Back in Parma, there are plenty of local tavernas to choose from, including Osteria dei Servi, on Piazza Ghiaia, next to the market place, where chef Enrico Malpeli serves traditional dishes and the local sparkling red Lambrusco (forget any notions of that awful fizzy stuff from yesteryear – this is like a fruity summer pudding in a glass) and sparkling white Malvasia in small white crockery bowls, from a time when people ate and drank everything from one vessel, and offers Parmigiano Reggiano and Parma ham with torta fritta, puffy little parcels of fried bread dough.
In the evenings Parmigiani stop to meet friends at bars like Tabarro, owned by the eccentric Diego, one of the judges at Vinitaly, Italy’s largest annual wine exhibition. Over the course of the evening, the unhurried Diego matches Parmigiano Reggiano and cold cuts to the local wines, including three ages of the cheese (12, 26 and 30 months; for the record, the greatest leap in flavour is from 12 to 26 months, while the cheese is generally sweeter, fruitier and grainier at 36 months) with Albino Maria Cavazzuti, a natural white wine made from pinot noir grapes, and a 10-year-old Parmigiano Reggiano with a Marsala from the 1980s.
As for fine dining, I loved Caffè Arti e Mestieri, where chef Gianni D’Amato makes artistic, elegant, flavour-packed dishes including ‘erbazzone splash’, which looks like a Jackson Pollock painting, and a fabulous risotto made with Parmigiano Reggiano, Lambrusco and saba vinegar, again served with local Lambrusco wines. Gianni’s celebrated food could be loosely described as Italian fare made with a creative flourish; enjoy it in the leafy garden or in the print-lined interior.
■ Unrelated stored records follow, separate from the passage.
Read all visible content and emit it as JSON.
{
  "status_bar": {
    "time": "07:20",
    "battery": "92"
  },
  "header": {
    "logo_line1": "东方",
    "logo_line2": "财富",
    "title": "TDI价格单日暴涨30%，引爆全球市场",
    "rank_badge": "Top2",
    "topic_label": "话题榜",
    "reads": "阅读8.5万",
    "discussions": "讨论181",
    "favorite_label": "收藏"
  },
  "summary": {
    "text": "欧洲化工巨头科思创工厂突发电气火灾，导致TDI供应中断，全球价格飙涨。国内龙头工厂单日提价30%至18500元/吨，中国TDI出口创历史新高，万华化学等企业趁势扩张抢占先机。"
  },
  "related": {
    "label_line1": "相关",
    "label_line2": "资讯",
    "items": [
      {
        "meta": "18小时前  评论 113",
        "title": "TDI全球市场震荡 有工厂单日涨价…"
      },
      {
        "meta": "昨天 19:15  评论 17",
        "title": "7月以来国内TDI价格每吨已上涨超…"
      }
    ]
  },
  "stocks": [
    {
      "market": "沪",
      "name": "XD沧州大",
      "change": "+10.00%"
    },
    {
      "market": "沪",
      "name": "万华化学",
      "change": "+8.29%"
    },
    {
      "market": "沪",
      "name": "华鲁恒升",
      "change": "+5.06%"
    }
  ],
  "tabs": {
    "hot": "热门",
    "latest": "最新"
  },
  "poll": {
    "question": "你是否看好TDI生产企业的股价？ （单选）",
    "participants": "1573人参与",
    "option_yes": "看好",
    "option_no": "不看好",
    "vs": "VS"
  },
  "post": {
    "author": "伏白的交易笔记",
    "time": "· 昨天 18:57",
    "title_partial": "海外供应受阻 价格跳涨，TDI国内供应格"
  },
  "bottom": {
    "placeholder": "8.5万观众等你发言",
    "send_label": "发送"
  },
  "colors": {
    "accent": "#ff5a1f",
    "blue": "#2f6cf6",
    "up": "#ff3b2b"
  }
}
Ristorante Inkiostro, on the other hand, is all about modern – both the setting and the food. In this Michelin-starred restaurant, chef Terry Giacomello uses molecular gastronomy to create beautiful dishes including egg white tagliolini, Parmigiano Reggiano sauce and black truffle caviar; and ravioli with whey. Dessert include a spectacular soufflé, made with Parmigiano Reggiano, of course, and served in a white teacup alongside ice cream and flower petals.
On our final morning, we visited the astonishingly well-preserved medieval Torrechiara castle, about 25 minutes’ drive from Parma and filled with exquisite murals depicting fauna, flora and everyday life as well as a great passion, all with opera playing in the background and with sweeping views over the region. Then, on our way back to the airport, we stopped in the village of Coloreto for lunch at Trattoria ai due Platani. It has a Michelin Bib Gourmand and its Emilian cuisine includes Parmigiano Reggiano and excellent cold cuts with more torta fritta, a lovely pumpkin soup with almonds, the best eggs Benedict I’ve ever eaten complete with Parmigiano Reggiano, spinach and shaved truffles; tortilla stuffed with pumpkin, ricotta and Swiss chard; and gelato made in a 1950s machine just before we ate it. All, as with every meal we enjoyed, served with wines made with the local grapes.
That evening, back in England, we couldn’t help but notice a huge, luminous harvest moon in the sky. Considering all the Parmigiano Reggiano and the vivid dreams some of us had experienced in Parma, perhaps the moon really is made of cheese after all.